Enables streaming media, video transcoding, image processing and signal processing applications to realize significant performance improvements by allowing CUDA functions to read and write directly from pinned system memory. This reduces the frequency and amount of data copied back and forth between GPU and CPU memory. Supported on MCP7x and GT200 and later GPUs.
- Pinned Shared Sysmem
Enables applications that use multiple GPUs to achieve better performance and use less total system memory by allowing multiple GPUs to access the same data in system memory. Typical multi-GPU systems include Tesla servers, Tesla Personal Supercomputers, workstations using QuadroPlex deskside units and consumer systems with multiple GPUs.
- Asynchronous memcopy on Vista
Allows applications to realize significant performance improvements by copying memory asynchronously. This feature was already available on other supported platforms but is now available on Vista.
- Hardware Debugger for the GPU
Developers can now use a hardware level debugger on CUDA-enabled GPUs that offers the simplicity of the popular open-source GDB debugger yet enables a developer to easily debug a program that is running 1000s of threads on the GPU. This CUDA GDB debugger for Linux has all the features required to debug directly on the GPU, including the ability to set breakpoints, watch variables, inspect state, etc.
- Exclusive Device Mode
This system configuration option allows an application to get exclusive use of a GPU, guaranteeing that 100% of the processing power and memory of the GPU will be dedicated to that application. Multiple applications can still be run concurrently on the system, but only one application can make use of each GPU at a time. This configuration is particularly useful on Tesla cluster systems where large applications may require dedicated use of one or more GPUs on each node of a Linux cluster.

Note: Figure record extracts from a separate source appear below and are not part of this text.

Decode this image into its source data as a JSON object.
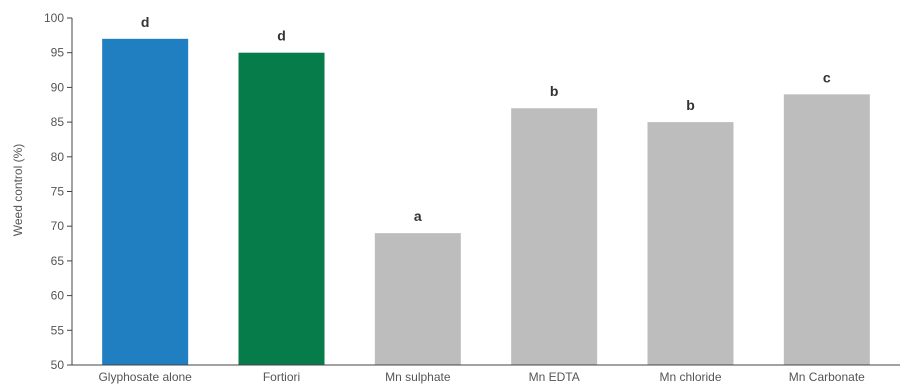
{
  "chart_data": {
    "type": "bar",
    "ylabel": "Weed control (%)",
    "ylim": [
      50,
      100
    ],
    "yticks": [
      50,
      55,
      60,
      65,
      70,
      75,
      80,
      85,
      90,
      95,
      100
    ],
    "grid": false,
    "categories": [
      "Glyphosate alone",
      "Fortiori",
      "Mn sulphate",
      "Mn EDTA",
      "Mn chloride",
      "Mn Carbonate"
    ],
    "values": [
      97,
      95,
      69,
      87,
      85,
      89
    ],
    "significance_letters": [
      "d",
      "d",
      "a",
      "b",
      "b",
      "c"
    ],
    "colors": [
      "#1f7fc1",
      "#067c4a",
      "#bdbdbd",
      "#bdbdbd",
      "#bdbdbd",
      "#bdbdbd"
    ]
  }
}
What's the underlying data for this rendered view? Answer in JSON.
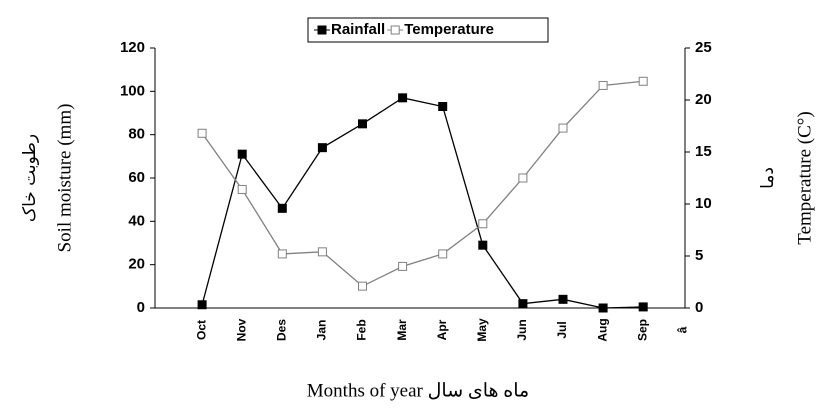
{
  "chart_data": {
    "type": "line",
    "categories": [
      null,
      "Oct",
      "Nov",
      "Des",
      "Jan",
      "Feb",
      "Mar",
      "Apr",
      "May",
      "Jun",
      "Jul",
      "Aug",
      "Sep",
      "â"
    ],
    "series": [
      {
        "name": "Rainfall",
        "color": "#000000",
        "marker": "filled-square",
        "values": [
          null,
          1.5,
          71,
          46,
          74,
          85,
          97,
          93,
          29,
          2,
          4,
          0,
          0.5,
          null
        ]
      },
      {
        "name": "Temperature",
        "color": "#808080",
        "marker": "open-square",
        "axis": "y2",
        "values": [
          null,
          16.8,
          11.4,
          5.2,
          5.4,
          2.1,
          4,
          5.2,
          8.1,
          12.5,
          17.3,
          21.4,
          21.8,
          null
        ]
      }
    ],
    "ylim": [
      0,
      120
    ],
    "yticks": [
      0,
      20,
      40,
      60,
      80,
      100,
      120
    ],
    "y2lim": [
      0,
      25
    ],
    "y2ticks": [
      0,
      5,
      10,
      15,
      20,
      25
    ],
    "y_label": "Soil moisture (mm)",
    "y_label_fa": "رطوبت خاک",
    "y2_label": "Temperature (C°)",
    "y2_label_fa": "دما",
    "x_label": "Months of year ماه های سال",
    "grid": false,
    "legend": "top"
  }
}
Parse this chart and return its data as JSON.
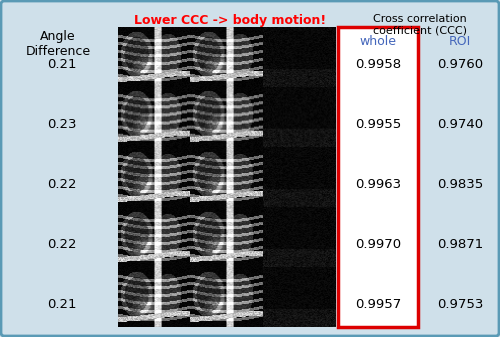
{
  "bg_color": "#cfe0ea",
  "border_color": "#5a9ab5",
  "angle_diff_label": "Angle\nDifference",
  "angle_diff_values": [
    "0.21",
    "0.23",
    "0.22",
    "0.22",
    "0.21"
  ],
  "red_text": "Lower CCC -> body motion!",
  "ccc_header": "Cross correlation\ncoefficient (CCC)",
  "col_whole": "whole",
  "col_roi": "ROI",
  "whole_values": [
    "0.9958",
    "0.9955",
    "0.9963",
    "0.9970",
    "0.9957"
  ],
  "roi_values": [
    "0.9760",
    "0.9740",
    "0.9835",
    "0.9871",
    "0.9753"
  ],
  "red_box_color": "#dd0000",
  "col_header_color": "#4466bb",
  "fig_width": 5.0,
  "fig_height": 3.37,
  "dpi": 100
}
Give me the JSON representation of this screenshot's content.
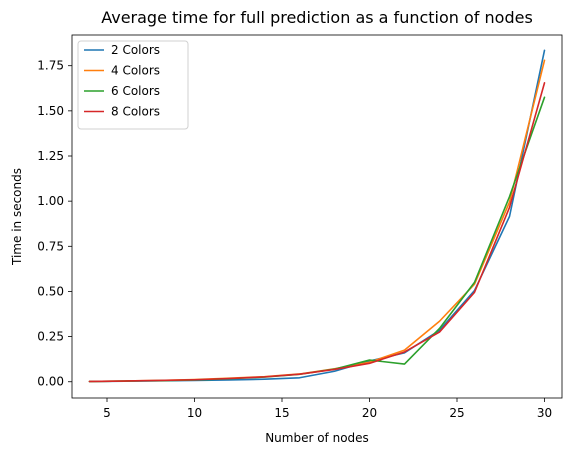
{
  "chart_data": {
    "type": "line",
    "title": "Average time for full prediction as a function of nodes",
    "xlabel": "Number of nodes",
    "ylabel": "Time in seconds",
    "xlim": [
      3.0,
      31.0
    ],
    "ylim": [
      -0.09,
      1.92
    ],
    "xticks": [
      5,
      10,
      15,
      20,
      25,
      30
    ],
    "yticks": [
      0.0,
      0.25,
      0.5,
      0.75,
      1.0,
      1.25,
      1.5,
      1.75
    ],
    "xtick_labels": [
      "5",
      "10",
      "15",
      "20",
      "25",
      "30"
    ],
    "ytick_labels": [
      "0.00",
      "0.25",
      "0.50",
      "0.75",
      "1.00",
      "1.25",
      "1.50",
      "1.75"
    ],
    "grid": false,
    "legend_position": "top-left",
    "x": [
      4,
      6,
      8,
      10,
      12,
      14,
      16,
      18,
      20,
      22,
      24,
      26,
      28,
      30
    ],
    "series": [
      {
        "name": "2 Colors",
        "color": "#1f77b4",
        "values": [
          0.001,
          0.003,
          0.005,
          0.007,
          0.01,
          0.014,
          0.022,
          0.058,
          0.115,
          0.16,
          0.285,
          0.505,
          0.915,
          1.835
        ]
      },
      {
        "name": "4 Colors",
        "color": "#ff7f0e",
        "values": [
          0.002,
          0.004,
          0.007,
          0.012,
          0.02,
          0.028,
          0.043,
          0.072,
          0.108,
          0.175,
          0.335,
          0.54,
          0.995,
          1.78
        ]
      },
      {
        "name": "6 Colors",
        "color": "#2ca02c",
        "values": [
          0.002,
          0.004,
          0.006,
          0.01,
          0.017,
          0.026,
          0.041,
          0.07,
          0.12,
          0.098,
          0.295,
          0.55,
          1.025,
          1.575
        ]
      },
      {
        "name": "8 Colors",
        "color": "#d62728",
        "values": [
          0.002,
          0.004,
          0.007,
          0.011,
          0.018,
          0.027,
          0.042,
          0.068,
          0.102,
          0.165,
          0.275,
          0.495,
          0.965,
          1.655
        ]
      }
    ]
  }
}
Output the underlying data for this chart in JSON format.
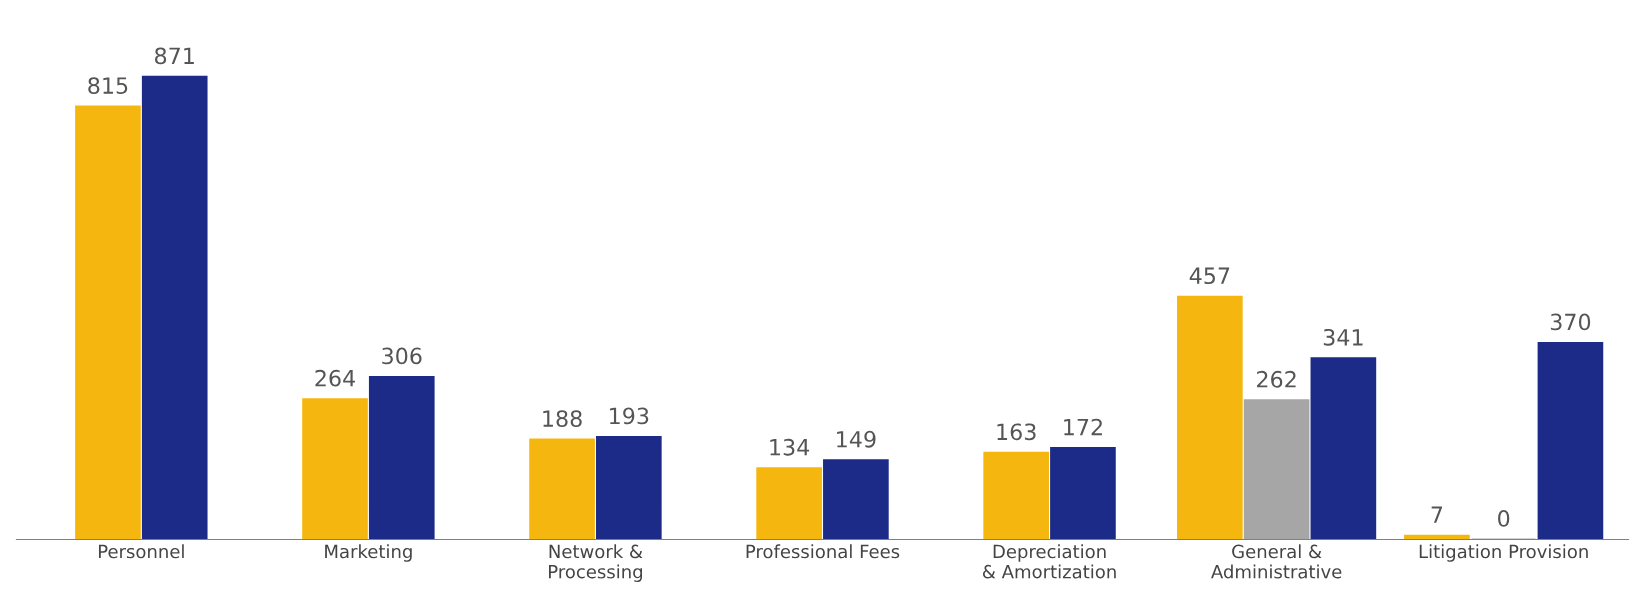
{
  "chart_data": {
    "type": "bar",
    "categories": [
      "Personnel",
      "Marketing",
      "Network & Processing",
      "Professional Fees",
      "Depreciation & Amortization",
      "General & Administrative",
      "Litigation Provision"
    ],
    "series": [
      {
        "color": "#f5b70f",
        "values": [
          815,
          264,
          188,
          134,
          163,
          457,
          7
        ]
      },
      {
        "color": "#a6a6a6",
        "values": [
          null,
          null,
          null,
          null,
          null,
          262,
          0
        ]
      },
      {
        "color": "#1c2a88",
        "values": [
          871,
          306,
          193,
          149,
          172,
          341,
          370
        ]
      }
    ],
    "data_labels": true,
    "grid": false,
    "legend": false,
    "tick_labels": "x"
  }
}
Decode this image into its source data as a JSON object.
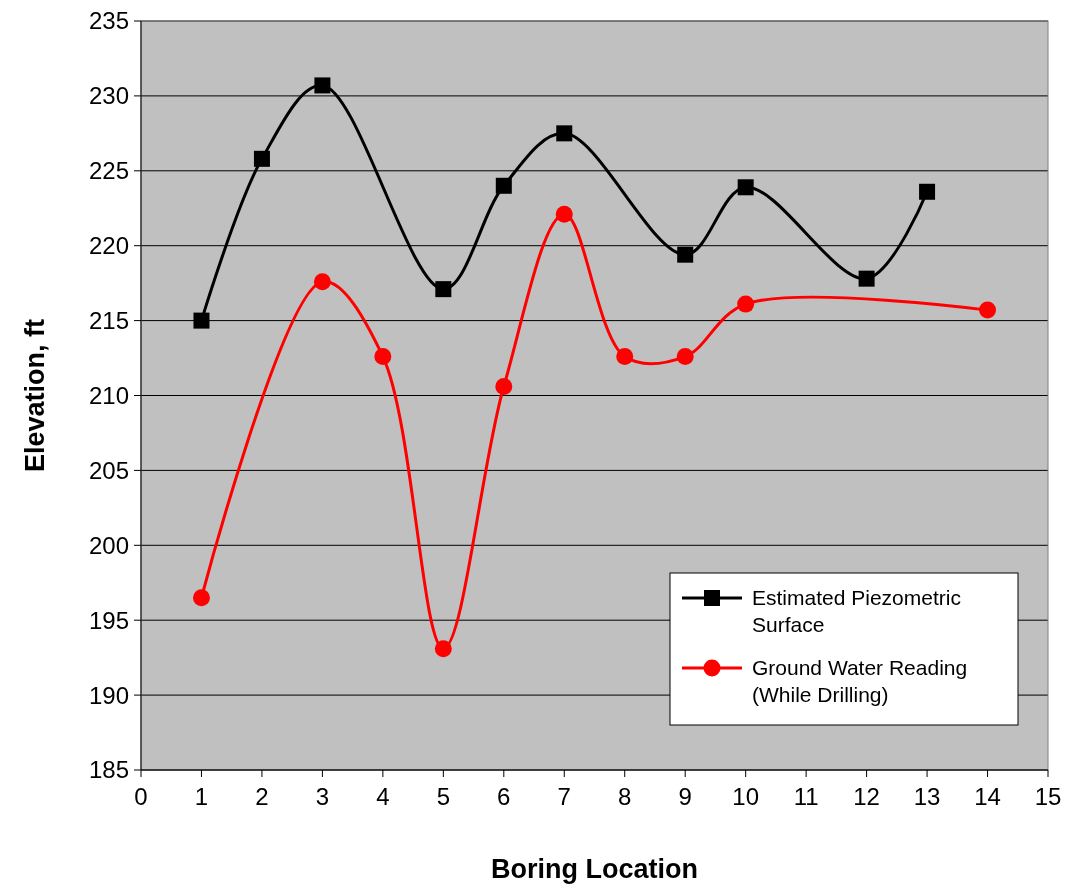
{
  "chart_data": {
    "type": "line",
    "xlabel": "Boring Location",
    "ylabel": "Elevation, ft",
    "xlim": [
      0,
      15
    ],
    "xticks": [
      0,
      1,
      2,
      3,
      4,
      5,
      6,
      7,
      8,
      9,
      10,
      11,
      12,
      13,
      14,
      15
    ],
    "ylim": [
      185,
      235
    ],
    "yticks": [
      185,
      190,
      195,
      200,
      205,
      210,
      215,
      220,
      225,
      230,
      235
    ],
    "grid": "y",
    "legend": "bottom right",
    "line_style": "solid",
    "series": [
      {
        "name": "Estimated Piezometric Surface",
        "color": "#000000",
        "marker": "square",
        "x": [
          1,
          2,
          3,
          5,
          6,
          7,
          9,
          10,
          12,
          13
        ],
        "values": [
          215.0,
          225.8,
          230.7,
          217.1,
          224.0,
          227.5,
          219.4,
          223.9,
          217.8,
          223.6
        ]
      },
      {
        "name": "Ground Water Reading (While Drilling)",
        "color": "#ff0000",
        "marker": "circle",
        "x": [
          1,
          3,
          4,
          5,
          6,
          7,
          8,
          9,
          10,
          14
        ],
        "values": [
          196.5,
          217.6,
          212.6,
          193.1,
          210.6,
          222.1,
          212.6,
          212.6,
          216.1,
          215.7
        ]
      }
    ]
  }
}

Developers can download the latest CUDA Toolkit, SDK, and drivers now at www.nvidia.com/cuda
NVIDIA (Nasdaq: NVDA) is the world leader in visual computing technologies and the inventor of the GPU, a high-performance processor which generates breathtaking, interactive graphics on workstations, personal computers, game consoles, and mobile devices. NVIDIA serves the entertainment and consumer market with its GeForce® graphics products, the professional design and visualization market with its Quadro® graphics products, and the high-performance computing market with its Tesla™ computing solutions products. NVIDIA is headquartered in Santa Clara, Calif. and has offices throughout Asia, Europe, and the Americas. For more information, visit www.nvidia.com.
Certain statements in this press release including, but not limited to, statements as to: the benefits, features, impact, and capabilities of NVIDIA Tesla GPUs and CUDA architecture; are forward-looking statements that are subject to risks and uncertainties that could cause results to be materially different than expectations. Important factors that could cause actual results to differ materially include: development of more efficient or faster technology; adoption of the CPU for parallel processing; design, manufacturing or software defects; the impact of technological development and competition; changes in consumer preferences and demands; customer adoption of different standards or our competitor's products; changes in industry standards and interfaces; unexpected loss of performance of our products or technologies when integrated into systems; as well as other factors detailed from time to time in the reports NVIDIA files with the Securities and Exchange Commission including its Form 10-K for the fiscal period ended January 25, 2009. Copies of reports filed with the SEC are posted on our website and are available from NVIDIA without charge. These forward-looking statements are not guarantees of future performance and speak only as of the date hereof, and, except as required by law, NVIDIA disclaims any obligation to update these forward-looking statements to reflect future events or circumstances.